On being adrift
If I am honest, it has been a rough couple of weeks.
You know the ones. Day after day, it seems like nothing goes right. You buy a car, only to send it into the mechanic the very next day. You finally get your syllabi for the upcoming semester only to find out you have a test on the first day. Then you go on vacation to hide from it all, and discover that someone has stolen your debit card information and is buying gas for all of their friends somewhere in New York.
Needless to say, I have seen better days.
What is more, to my shame, I did not respond well to my circumstances. Over the past two weeks, as I was hit from every side, I shelled up and got frustrated. Life got out of order, work piled up, and priorities slipped out of place.
That was the real problem.
As my priorities dissolved, so did my affections, and before I knew it, I was far from God. Like a timber from a shipwreck, I slowly drifted out into the deep waters by myself, and an interesting phenomenon happens when we push out into that ocean by ourselves.
We begin to think we are alone.
It is clearly not true. As a matter of fact, it is a lie from hell that tells us we drifted out into that ocean by ourselves and that we have to make it back on our own. And last week, I took the bait.
Before I knew what happened, I was frantically running from task to task trying to pull my life back together, and I was failing every step of the way. I stayed busy but got nothing accomplished. I focused on insignificant responsibilities and dropped life’s essentials. Assuming I had to be efficient with my time, I would spend hours trying to figure out little problems at work, and would overlook ministry. I would pass by opportunities to serve others as I scrambled to put a band-aid on the next problem.
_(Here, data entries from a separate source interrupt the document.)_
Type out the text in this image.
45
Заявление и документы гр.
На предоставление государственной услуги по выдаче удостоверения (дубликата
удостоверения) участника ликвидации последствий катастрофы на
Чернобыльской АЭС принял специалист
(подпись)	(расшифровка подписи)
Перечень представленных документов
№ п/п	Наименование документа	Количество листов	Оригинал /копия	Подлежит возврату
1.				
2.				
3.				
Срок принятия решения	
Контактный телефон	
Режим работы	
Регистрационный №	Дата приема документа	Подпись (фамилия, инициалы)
Furthermore, as I rolled up my sleeves to try and paddle myself back to shore, I neglected my one true salvation. My time with God shriveled up into nothing more than passing glances at his word and brief nods in prayer.
Essentially, I stopped worshipping my creator.
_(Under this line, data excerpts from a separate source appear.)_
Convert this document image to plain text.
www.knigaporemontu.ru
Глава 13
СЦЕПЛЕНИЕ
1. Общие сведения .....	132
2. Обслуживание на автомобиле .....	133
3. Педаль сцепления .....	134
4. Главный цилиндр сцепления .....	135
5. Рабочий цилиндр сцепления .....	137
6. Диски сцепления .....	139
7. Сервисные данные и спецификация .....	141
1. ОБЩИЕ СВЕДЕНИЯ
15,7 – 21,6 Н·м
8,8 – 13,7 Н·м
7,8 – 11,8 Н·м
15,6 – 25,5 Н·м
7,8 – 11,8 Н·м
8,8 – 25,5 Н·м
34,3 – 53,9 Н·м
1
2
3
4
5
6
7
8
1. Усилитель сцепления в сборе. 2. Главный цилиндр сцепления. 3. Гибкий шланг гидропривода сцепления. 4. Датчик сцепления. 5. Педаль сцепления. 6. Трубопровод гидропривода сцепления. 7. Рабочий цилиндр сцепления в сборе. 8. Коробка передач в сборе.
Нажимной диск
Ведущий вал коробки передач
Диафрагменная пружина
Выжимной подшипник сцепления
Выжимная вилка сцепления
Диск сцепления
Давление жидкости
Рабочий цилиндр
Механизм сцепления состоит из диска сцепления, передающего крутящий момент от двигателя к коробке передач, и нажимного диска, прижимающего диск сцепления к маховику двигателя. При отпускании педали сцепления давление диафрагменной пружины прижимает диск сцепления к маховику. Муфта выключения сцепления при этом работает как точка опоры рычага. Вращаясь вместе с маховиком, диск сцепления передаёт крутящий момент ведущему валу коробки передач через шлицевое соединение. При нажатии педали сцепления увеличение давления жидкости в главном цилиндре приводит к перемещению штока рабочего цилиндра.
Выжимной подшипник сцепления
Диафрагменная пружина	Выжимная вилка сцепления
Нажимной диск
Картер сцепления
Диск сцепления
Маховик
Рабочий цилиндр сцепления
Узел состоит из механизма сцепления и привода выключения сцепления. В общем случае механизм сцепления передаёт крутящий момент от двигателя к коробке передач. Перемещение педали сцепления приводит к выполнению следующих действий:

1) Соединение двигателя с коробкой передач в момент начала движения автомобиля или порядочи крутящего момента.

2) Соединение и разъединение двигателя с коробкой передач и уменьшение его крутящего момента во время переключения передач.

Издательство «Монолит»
I crashed. And the results of that crash were not pretty. The joy drained out of my life and was replaced with defeat. Sins I had once conquered reared their ugly head, and I struggled and fell. I was unable to move. No amount of paddling would bring me back to the shore. The harder I tried the more furious the waves beat me back out into the deep waters.
But that all changed yesterday.
Yesterday, the soft voice of the gospel spoke into my life once again. It reminded me that my sanctification is not conditional. Just as God justified me and made a guilty man innocent, he is sanctifying me and making a dirty man clean.
For the believer, it is God himself that gives strength to legs unable to move. I am powerless to stand, and my best attempts at paddling back to shore when I have gone adrift are nothing more than insignificant flailing. But my God is faithful to his promises, and his word gives the steadfast promise that since he began a work in me, he will see it through to its end.
I cannot paddle back to shore, but, as sure as night turns to day, God will carry me along by the winds of his great grace.